Weza Tele, a Kenya-based fintech startup, was bought in 2015 by financial services giant AFB for $1.7 million, according to Disrupt Africa. At the time it was the largest acquisition in Kenya’s history of startup acquisitions.

Spacepointe, a point of sale e-commerce system that allows African SMEs to get online, raised about $1.5 million in the last year, Ozoigbo told Black Enterprise:

“A lot of these folks are self-taught and do not have the formal training in certain aspects of venture creation and digital entrepreneurship,” Ozoigbo said. “They have built companies on binary codes and learned new skills through the mobile internet.

“If a Silicon Valley technology event is live streamed across the world, there are African entrepreneurs huddled somewhere, watching it and consuming every panel, consuming every fireside chat, taking notes, and then applying those notes to their local context.
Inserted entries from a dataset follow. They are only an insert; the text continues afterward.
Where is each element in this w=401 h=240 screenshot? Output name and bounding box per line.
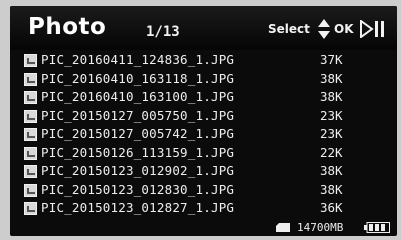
file-size: 38K: [320, 163, 343, 178]
file-size: 23K: [320, 107, 343, 123]
file-size: 23K: [320, 126, 343, 141]
image-file-icon: [24, 146, 37, 160]
image-file-icon: [24, 72, 37, 86]
page-counter: 1/13: [146, 24, 180, 40]
file-size: 38K: [320, 70, 343, 86]
file-size: 38K: [320, 181, 343, 197]
status-bar: 14700MB: [10, 220, 397, 236]
file-name: PIC_20150127_005742_1.JPG: [41, 126, 235, 141]
image-file-icon: [24, 109, 37, 123]
file-row[interactable]: PIC_20150123_012830_1.JPG 38K: [10, 182, 397, 199]
battery-icon: [364, 222, 390, 233]
file-name: PIC_20150123_012830_1.JPG: [41, 181, 235, 197]
file-row[interactable]: PIC_20160410_163100_1.JPG 38K: [10, 89, 397, 106]
file-size: 38K: [320, 89, 343, 104]
file-row[interactable]: PIC_20150127_005750_1.JPG 23K: [10, 108, 397, 125]
file-name: PIC_20150123_012902_1.JPG: [41, 163, 235, 178]
photo-browser-screen: Photo 1/13 Select OK PIC_20160411_124836…: [10, 6, 397, 236]
file-name: PIC_20160411_124836_1.JPG: [41, 52, 235, 67]
file-size: 37K: [320, 52, 343, 67]
file-size: 36K: [320, 200, 343, 215]
file-row[interactable]: PIC_20150126_113159_1.JPG 22K: [10, 145, 397, 162]
image-file-icon: [24, 165, 37, 178]
file-name: PIC_20160410_163100_1.JPG: [41, 89, 235, 104]
page-title: Photo: [28, 14, 107, 40]
file-name: PIC_20150126_113159_1.JPG: [41, 144, 235, 160]
file-name: PIC_20160410_163118_1.JPG: [41, 70, 235, 86]
file-row[interactable]: PIC_20160410_163118_1.JPG 38K: [10, 71, 397, 88]
up-down-arrows-icon[interactable]: [317, 19, 331, 39]
file-row[interactable]: PIC_20160411_124836_1.JPG 37K: [10, 52, 397, 69]
file-row[interactable]: PIC_20150123_012827_1.JPG 36K: [10, 200, 397, 217]
file-row[interactable]: PIC_20150123_012902_1.JPG 38K: [10, 163, 397, 180]
file-row[interactable]: PIC_20150127_005742_1.JPG 23K: [10, 126, 397, 143]
file-name: PIC_20150127_005750_1.JPG: [41, 107, 235, 123]
skip-forward-icon[interactable]: [360, 20, 386, 38]
file-name: PIC_20150123_012827_1.JPG: [41, 200, 235, 215]
select-hint: Select: [268, 22, 310, 36]
sd-card-icon: [276, 223, 290, 232]
image-file-icon: [24, 202, 37, 215]
file-size: 22K: [320, 144, 343, 160]
image-file-icon: [24, 54, 37, 67]
ok-button[interactable]: OK: [334, 22, 354, 36]
free-space-label: 14700MB: [297, 221, 344, 234]
image-file-icon: [24, 91, 37, 104]
image-file-icon: [24, 183, 37, 197]
header-bar: Photo 1/13 Select OK: [10, 6, 397, 50]
image-file-icon: [24, 128, 37, 141]
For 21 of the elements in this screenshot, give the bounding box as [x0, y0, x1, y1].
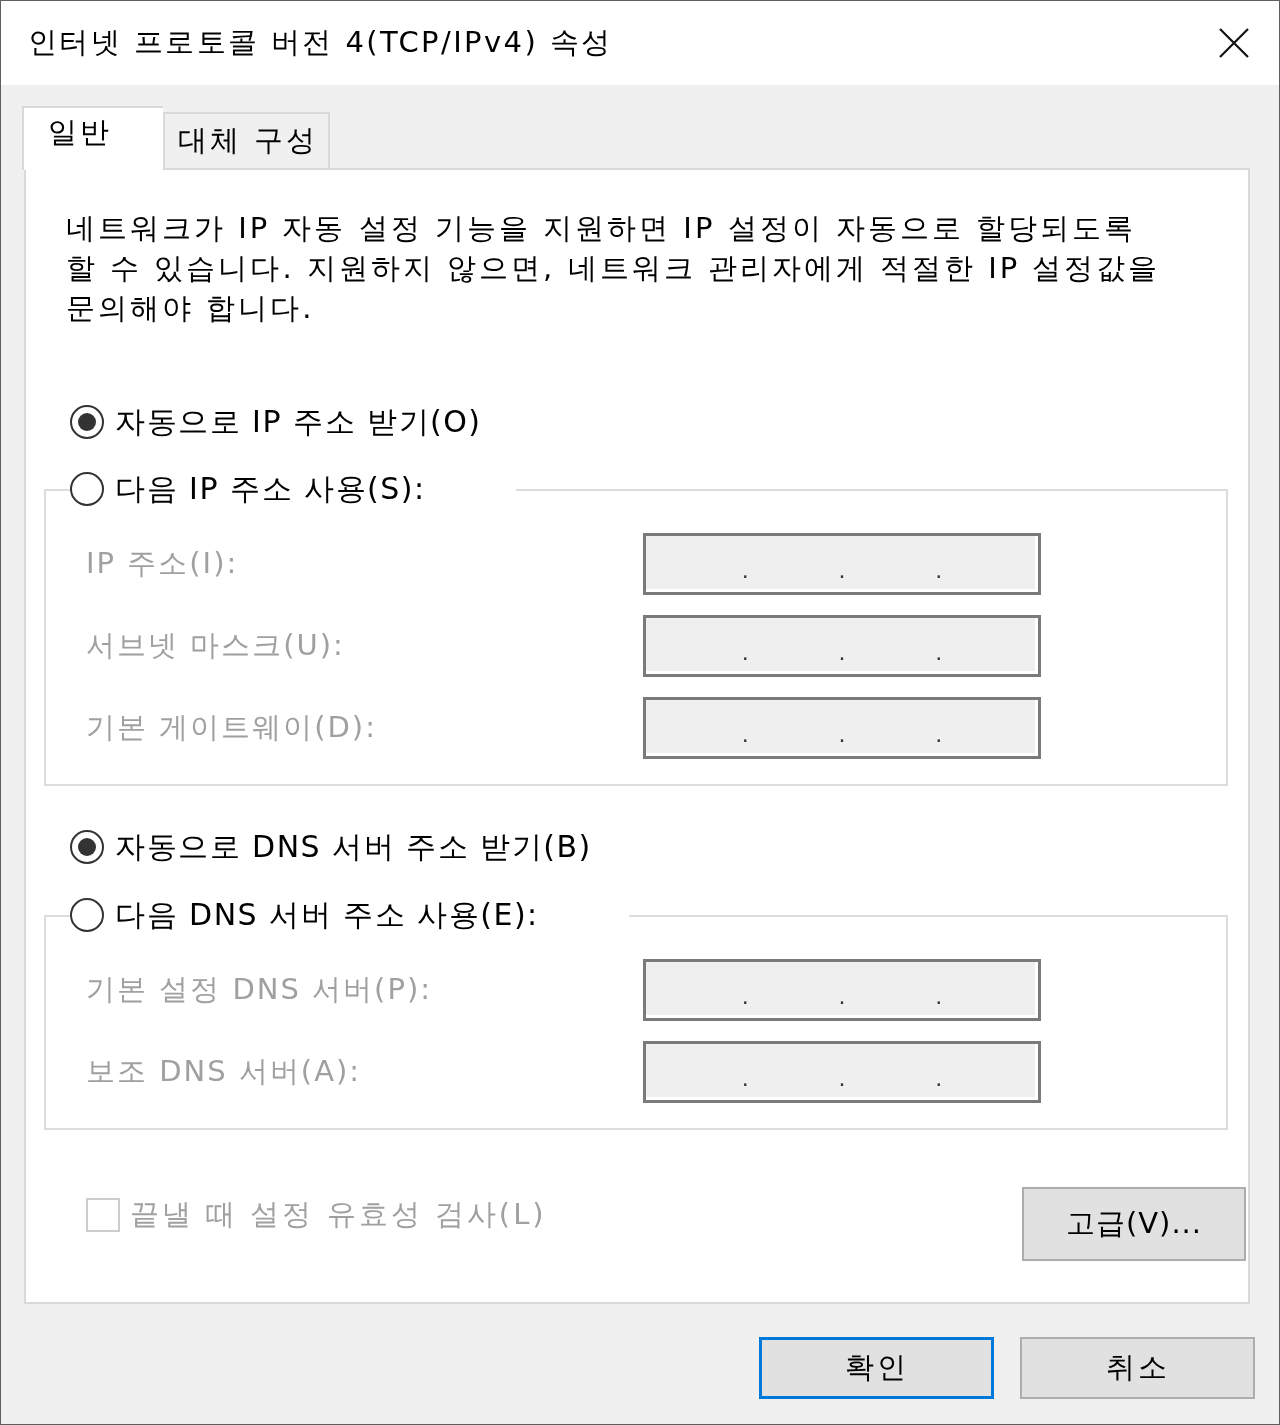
- radio-icon[interactable]: [70, 830, 104, 864]
- field-label: 기본 게이트웨이(D):: [86, 709, 378, 746]
- radio-icon[interactable]: [70, 898, 104, 932]
- field-label: 서브넷 마스크(U):: [86, 627, 346, 664]
- field-label: 기본 설정 DNS 서버(P):: [86, 971, 433, 1008]
- radio-option[interactable]: 다음 DNS 서버 주소 사용(E):: [70, 895, 539, 935]
- advanced-button[interactable]: 고급(V)...: [1022, 1187, 1246, 1261]
- field-label: 보조 DNS 서버(A):: [86, 1053, 363, 1090]
- tab[interactable]: 일반: [22, 106, 163, 170]
- radio-option[interactable]: 자동으로 DNS 서버 주소 받기(B): [70, 827, 592, 867]
- description-text: 네트워크가 IP 자동 설정 기능을 지원하면 IP 설정이 자동으로 할당되도록 할 수 있습니다. 지원하지 않으면, 네트워크 관리자에게 적절한 IP 설정값을 문의해야 합니다.: [66, 210, 1162, 327]
- ok-button[interactable]: 확인: [759, 1337, 994, 1399]
- cancel-button[interactable]: 취소: [1020, 1337, 1255, 1399]
- radio-option[interactable]: 자동으로 IP 주소 받기(O): [70, 402, 482, 442]
- field-label: IP 주소(I):: [86, 545, 240, 582]
- radio-icon[interactable]: [70, 405, 104, 439]
- radio-icon[interactable]: [70, 472, 104, 506]
- window-title: 인터넷 프로토콜 버전 4(TCP/IPv4) 속성: [28, 24, 613, 61]
- tab[interactable]: 대체 구성: [163, 112, 331, 168]
- radio-option[interactable]: 다음 IP 주소 사용(S):: [70, 469, 426, 509]
- close-icon[interactable]: [1219, 28, 1249, 58]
“We’re synthesizing the diaspora … When we bring these companies here, we take them around and allow people to know them and what they’re doing, to know the problems they’re solving, see how much they’re raising, then look for creative ways to raise funds for them—whether it’s equity or debt or crowdfunding. We usually like to have a hybrid of sorts.

Our operations also have a distinct gender lens through which we see entrepreneurship on the continent. We are big fans of Women In Tech, and we believe that female entrepreneurs are the backbone of a lot of things happening on the continent.”